2. The exact wording of questions asked, including the text of any preceding instruction or explanation to the interviewer or respondents that might reasonably be expected to affect the response.
3. A definition of the population under study, and a description of the sampling frame used to identify this population.
4. A description of the sample selection procedure, giving a clear indication of the method by which the respondents were selected by the researcher, or whether the respondents were entirely self-selected.
5. Size of samples and, if applicable, completion rates and information on eligibility criteria and screening procedures.
6. A discussion of the precision of the findings, including, if appropriate, estimates of sampling error, and a description of any weighting or estimating procedures used. Which results are based on parts of the sample, rather than on the total sample.

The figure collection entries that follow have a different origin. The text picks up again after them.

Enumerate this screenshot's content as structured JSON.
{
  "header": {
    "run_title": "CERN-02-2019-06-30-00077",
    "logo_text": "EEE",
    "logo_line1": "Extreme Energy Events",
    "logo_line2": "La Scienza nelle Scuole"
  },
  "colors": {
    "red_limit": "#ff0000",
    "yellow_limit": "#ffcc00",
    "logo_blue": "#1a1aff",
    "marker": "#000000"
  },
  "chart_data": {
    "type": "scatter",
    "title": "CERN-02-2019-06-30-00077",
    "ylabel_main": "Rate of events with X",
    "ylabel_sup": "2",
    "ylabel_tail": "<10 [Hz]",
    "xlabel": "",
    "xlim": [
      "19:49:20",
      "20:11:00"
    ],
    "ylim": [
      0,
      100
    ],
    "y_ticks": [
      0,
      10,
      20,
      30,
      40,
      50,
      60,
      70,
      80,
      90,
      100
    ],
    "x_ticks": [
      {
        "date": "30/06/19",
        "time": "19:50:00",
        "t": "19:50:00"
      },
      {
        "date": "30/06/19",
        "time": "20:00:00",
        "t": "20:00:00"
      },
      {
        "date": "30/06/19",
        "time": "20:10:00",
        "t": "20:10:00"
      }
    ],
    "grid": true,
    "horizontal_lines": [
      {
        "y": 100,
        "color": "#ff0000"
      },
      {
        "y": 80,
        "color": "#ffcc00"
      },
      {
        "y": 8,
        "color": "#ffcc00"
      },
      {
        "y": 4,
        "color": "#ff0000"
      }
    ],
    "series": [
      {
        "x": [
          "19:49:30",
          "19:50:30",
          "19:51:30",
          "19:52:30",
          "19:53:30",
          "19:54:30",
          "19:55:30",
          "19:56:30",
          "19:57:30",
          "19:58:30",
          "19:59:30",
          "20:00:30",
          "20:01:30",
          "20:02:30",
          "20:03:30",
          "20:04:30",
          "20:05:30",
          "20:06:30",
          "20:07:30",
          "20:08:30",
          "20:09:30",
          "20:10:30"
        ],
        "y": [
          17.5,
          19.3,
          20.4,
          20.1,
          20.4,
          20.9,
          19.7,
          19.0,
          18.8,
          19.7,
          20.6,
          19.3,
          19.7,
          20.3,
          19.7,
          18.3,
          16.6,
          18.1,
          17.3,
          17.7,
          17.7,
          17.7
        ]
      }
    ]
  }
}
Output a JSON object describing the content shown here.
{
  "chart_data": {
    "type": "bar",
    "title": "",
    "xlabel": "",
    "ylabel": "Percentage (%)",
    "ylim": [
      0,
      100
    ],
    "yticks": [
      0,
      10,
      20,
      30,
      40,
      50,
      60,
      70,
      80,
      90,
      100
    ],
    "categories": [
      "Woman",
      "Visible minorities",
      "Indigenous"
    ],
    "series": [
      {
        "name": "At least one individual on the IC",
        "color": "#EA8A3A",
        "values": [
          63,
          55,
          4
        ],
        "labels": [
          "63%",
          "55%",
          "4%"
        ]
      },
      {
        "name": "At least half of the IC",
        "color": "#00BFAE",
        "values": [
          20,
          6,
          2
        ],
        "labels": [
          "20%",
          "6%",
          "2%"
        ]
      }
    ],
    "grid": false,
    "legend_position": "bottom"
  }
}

7. Method, location, and dates of data collection.
The next time you see a survey that doesn’t include most of these supporting elements, you might want to view it with some suspicion. Like maybe, that mayoral poll that came out last week.
3 comments:
from the Inquirer article:
The telephone survey of 400 registered Philadelphia voters was conducted Oct. 5 through Oct. 8 by Public Opinion Research Inc. of Sykesville, Md. Results of the poll, commissioned by a Democratic consultant for various clients in the region, are subject to an error margin of 4 percentage points. The consultant asked to remain anonymous.
so, um, we have some semblance of 1 (if Democratic consultant suffices to give you a sense of the bias), 3, 5, 6, and 7. it's very rare that political poll results (at least newspaper coverage of same) include exact question wording or degree of selection of the respondant pool, although obviously if the pollster hadn't wanted to "remain anonymous" we might have access to more of that information, like Quinnipiac (sp!) gives on its own website. hard to base too much of a conspiracy theory on the gaps, although of course any single poll like this is of dubious values, especially with such a small group called and such a large number of candidates involved...
"Some semblance" of following the "minimal" disclosure standards shouldn't really cut it, should it? These standards exist, in part, because reporters have been to careless/eager to report junk polling. Seems like irresponsible reporting to run these results.
I work for Public Opinion Research, im a poller. Whenever someone asks who the poll is being paid for by, we are required to not tell them. Even though we really do know. We say 'we are an independent organization'.